Will Koyambedu market be shut down after three men suspected to have contracted COVID-19?

During a market management committee meeting, it was decided to split it into three markets in Madhavaram, Koyambedu and Kolapakkam.
Crowded Koyambedu vegetable market on Saturday when residents thronged there after the government announced four-day intense lockdown | Martin Louis
Crowded Koyambedu vegetable market on Saturday when residents thronged there after the government announced four-day intense lockdown | Martin Louis

CHENNAI: A question mark hangs over the operations of the Koyambedu wholesale market following reports that three people there -- two truck drivers and a coriander vendor -- are suspected to have tested positive for COVID-19.

During a market management committee meeting, it was decided to split it into three markets in Madhavaram, Koyambedu and Kolapakkam. A decision to this effect will be finalised on Saturday, said S Chandran, Market Management Committee Licensed Merchants Association President and Anaithu Sangankalin Kootamaipu general secretary.

He told The New Indian Express that three persons -- two lorry drivers from Maharashtra and a coriander trader -- have tested postive for COVID-19. However, corporation officials said that tests in this regard are on and have not been confirmed yet.

Demanding that all traders and workers should be tested for the coronavirus, Chandran said the two truck drivers from Maharashtra, who initially tested negative in their home state, had given fresh samples before proceeding to Chennai. These truck drivers were transporting fruits to the Koyambedu fruit market.

After the second round of tests in Maharashtra confirmed that they have been infected with the coronavirus, the police control room there informed police officials in Chennai and the two drivers were quarantined.

He said the third person to have been infected is not a regular trader. He used to come to the market and sell a few sacks of coriander before leaving for home. "We believe he would have contracted the virus from near his home," said Chandran.

To a query on whether all the traders and workers should be tested, he said that he has been demanding this since the lockdown was implemented. "As it is a place for public gathering, everyone should be tested," he said.

Bhaskar, an onion trader in Koyambedu, said when a person is infected by the coronavirus, the entire area and the people working there are quarantined. "Sadly no steps have been taken in this regard. Why did the market not move to an open space after the lockdown was introduced? On the one hand, the state is promoting social distancing but on the other hand, it is encouraging overcrowding in the market," he says.

Fearing that his aged parents would get infected, Bhaskar has been avoiding the market for more than a week and echoes the opinion of the majority of traders.  

Interestingly, city police commissioner A K Viswanathan had been requesting the market association to spread the market over three different places to avoid crowding since the lockdown was announced, said police sources, adding that the Market Management Committee was reluctant.

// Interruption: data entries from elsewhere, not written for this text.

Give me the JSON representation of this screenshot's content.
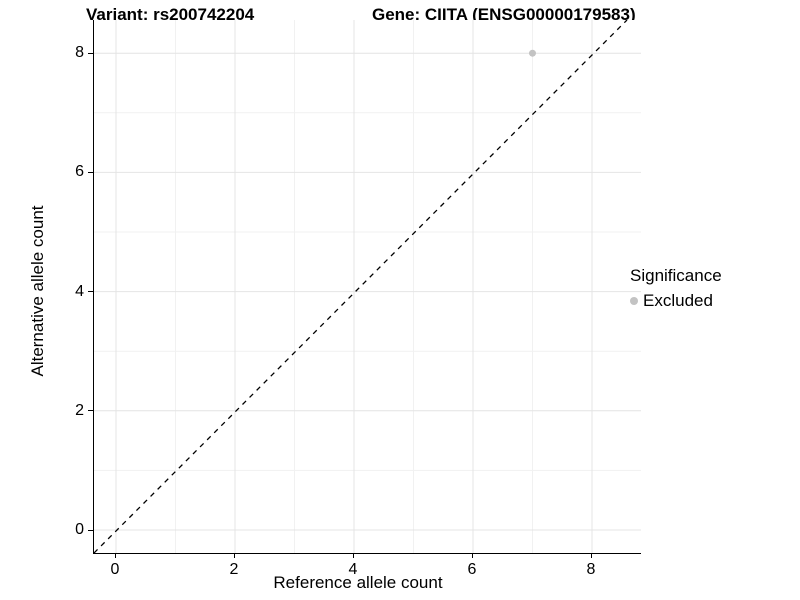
{
  "chart_data": {
    "type": "scatter",
    "titles": {
      "left": "Variant: rs200742204",
      "right": "Gene: CIITA (ENSG00000179583)"
    },
    "xlabel": "Reference allele count",
    "ylabel": "Alternative allele count",
    "x_ticks": [
      0,
      2,
      4,
      6,
      8
    ],
    "y_ticks": [
      0,
      2,
      4,
      6,
      8
    ],
    "x_minor_ticks": [
      1,
      3,
      5,
      7
    ],
    "y_minor_ticks": [
      1,
      3,
      5,
      7
    ],
    "xlim": [
      -0.4,
      8.8
    ],
    "ylim": [
      -0.4,
      8.55
    ],
    "grid": true,
    "points": [
      {
        "x": 7,
        "y": 8,
        "series": "Excluded"
      }
    ],
    "reference_line": {
      "type": "identity",
      "slope": 1,
      "intercept": 0,
      "linestyle": "dashed",
      "color": "#000000"
    },
    "legend": {
      "title": "Significance",
      "position": "right",
      "entries": [
        {
          "label": "Excluded",
          "color": "#c3c3c3",
          "marker": "circle"
        }
      ]
    },
    "colors": {
      "point_excluded": "#c3c3c3",
      "grid_major": "#e4e4e4",
      "grid_minor": "#f1f1f1",
      "axis_line": "#000000",
      "background": "#ffffff",
      "text": "#000000"
    }
  }
}
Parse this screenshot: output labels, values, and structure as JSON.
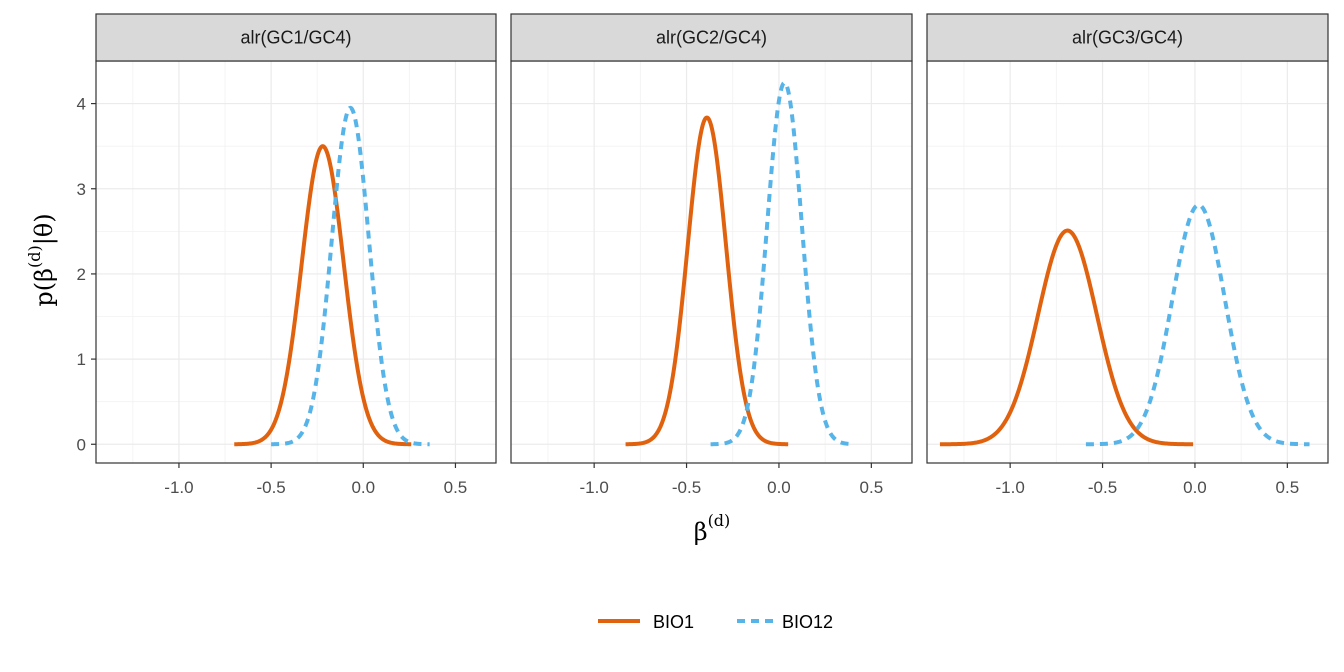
{
  "chart_data": {
    "type": "line",
    "xlabel": "β(d)",
    "ylabel": "p(β(d)|θ)",
    "xlim": [
      -1.45,
      0.72
    ],
    "ylim": [
      -0.22,
      4.5
    ],
    "x_ticks": [
      -1.0,
      -0.5,
      0.0,
      0.5
    ],
    "x_tick_labels": [
      "-1.0",
      "-0.5",
      "0.0",
      "0.5"
    ],
    "y_ticks": [
      0,
      1,
      2,
      3,
      4
    ],
    "y_tick_labels": [
      "0",
      "1",
      "2",
      "3",
      "4"
    ],
    "grid": true,
    "legend_position": "bottom",
    "series_styles": [
      {
        "name": "BIO1",
        "color": "#e1620e",
        "dash": "solid"
      },
      {
        "name": "BIO12",
        "color": "#56b4e9",
        "dash": "dashed"
      }
    ],
    "facets": [
      {
        "title": "alr(GC1/GC4)",
        "series": [
          {
            "name": "BIO1",
            "mean": -0.22,
            "sd": 0.114,
            "x_range": [
              -0.7,
              0.26
            ]
          },
          {
            "name": "BIO12",
            "mean": -0.07,
            "sd": 0.101,
            "x_range": [
              -0.5,
              0.36
            ]
          }
        ]
      },
      {
        "title": "alr(GC2/GC4)",
        "series": [
          {
            "name": "BIO1",
            "mean": -0.39,
            "sd": 0.104,
            "x_range": [
              -0.83,
              0.05
            ]
          },
          {
            "name": "BIO12",
            "mean": 0.03,
            "sd": 0.094,
            "x_range": [
              -0.37,
              0.4
            ]
          }
        ]
      },
      {
        "title": "alr(GC3/GC4)",
        "series": [
          {
            "name": "BIO1",
            "mean": -0.69,
            "sd": 0.159,
            "x_range": [
              -1.38,
              -0.01
            ]
          },
          {
            "name": "BIO12",
            "mean": 0.02,
            "sd": 0.142,
            "x_range": [
              -0.59,
              0.62
            ]
          }
        ]
      }
    ]
  },
  "legend": {
    "items": [
      {
        "label": "BIO1"
      },
      {
        "label": "BIO12"
      }
    ]
  }
}
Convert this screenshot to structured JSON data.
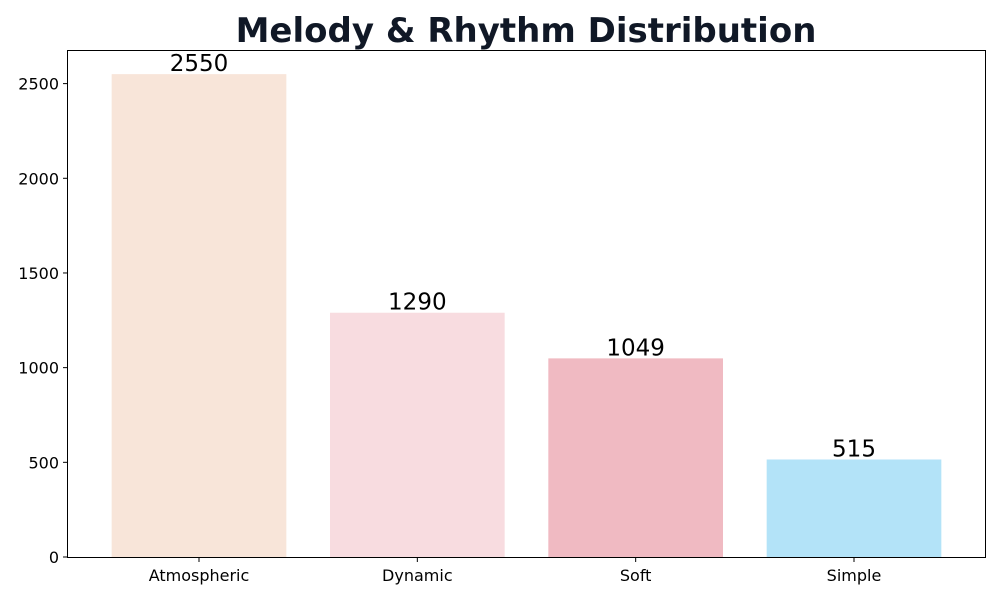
{
  "chart_data": {
    "type": "bar",
    "title": "Melody & Rhythm Distribution",
    "xlabel": "",
    "ylabel": "",
    "categories": [
      "Atmospheric",
      "Dynamic",
      "Soft",
      "Simple"
    ],
    "values": [
      2550,
      1290,
      1049,
      515
    ],
    "colors": [
      "#f8e5d9",
      "#f8dce0",
      "#f0bac2",
      "#b3e3f8"
    ],
    "ylim": [
      0,
      2677.5
    ],
    "yticks": [
      0,
      500,
      1000,
      1500,
      2000,
      2500
    ],
    "grid": false,
    "legend": false,
    "data_labels": true
  }
}
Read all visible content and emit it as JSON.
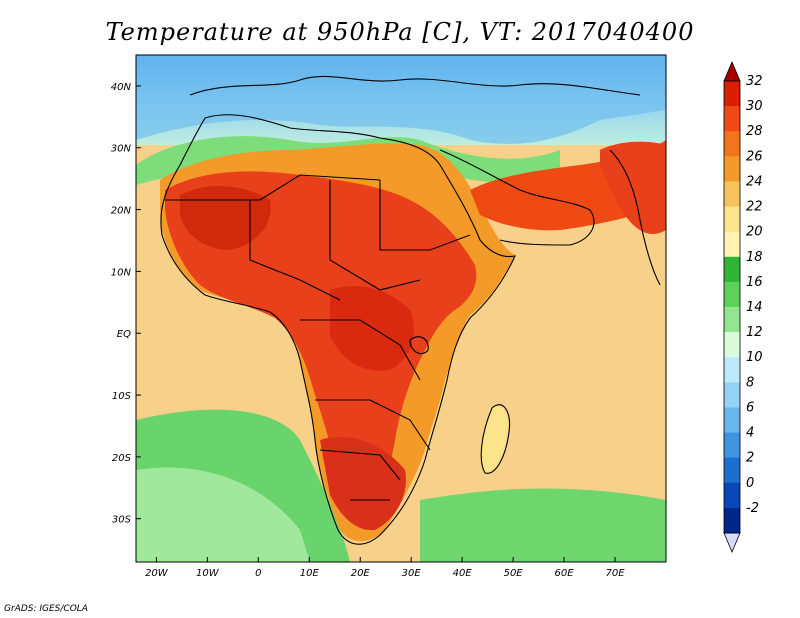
{
  "title": "Temperature at 950hPa [C], VT: 2017040400",
  "credit": "GrADS: IGES/COLA",
  "map": {
    "lon_range": [
      -24,
      80
    ],
    "lat_range": [
      -37,
      45
    ],
    "x_ticks": [
      "20W",
      "10W",
      "0",
      "10E",
      "20E",
      "30E",
      "40E",
      "50E",
      "60E",
      "70E"
    ],
    "y_ticks": [
      "40N",
      "30N",
      "20N",
      "10N",
      "EQ",
      "10S",
      "20S",
      "30S"
    ],
    "colors": {
      "ocean_base": "#f7d18a",
      "land_hot": "#e8401a"
    }
  },
  "colorbar": {
    "labels": [
      "32",
      "30",
      "28",
      "26",
      "24",
      "22",
      "20",
      "18",
      "16",
      "14",
      "12",
      "10",
      "8",
      "6",
      "4",
      "2",
      "0",
      "-2"
    ],
    "colors": [
      "#a50000",
      "#d91f00",
      "#ef4a14",
      "#f2751c",
      "#f49a28",
      "#f7c45b",
      "#fbe48a",
      "#fdf2b2",
      "#2fb533",
      "#5fd05b",
      "#92e690",
      "#d9fbdc",
      "#bfe9fb",
      "#93d1f5",
      "#68b6ee",
      "#3f94e2",
      "#1d6fcf",
      "#0a48b8",
      "#00268a",
      "#d7dbfb"
    ]
  }
}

However, the fault also lies with the market not being handed over to the corporation despite then Municipal Administration and Water Supply (MAWS) secretary Phanindra Reddy asking the Chennai Metropolitan Development Authority to do so in 2015.

"Being a development agency, CMDA is required to take up development works envisaged in the masterplan. As CMDA does not have the required manpower or financial capabilities and is not empowered under the Tamil Nadu Town and Country Planning Act to continue operating such development projects, the possibility of transfer of the market and Chennai Mofussil Bus Terminus to the corporation needs to be considered," according to the minutes of the meeting held on September 28, 2015 accessed by Express.

At that time, the meeting has asked the corporation to study the provision of the Tamil Nadu Specified Commodities Markets (Regulation and Location) Act, 1996, to be examine whether statutory powers are available to hand over the Koyambedu market to the corporation.

Even Corporation Commissioner Prakash during a press briefing recently expressed his inability to shift the Koyambedu market to an open space as it comes under the CMDA.

The market continues to remain under an agency which lacks manpower and is best suited to work on urban planning, which has resulted in the failure to segregate it and made traders, workers and the public unsafe, said a former planner. It is time the government looks into the MAWS department suggestion and implements it, he added.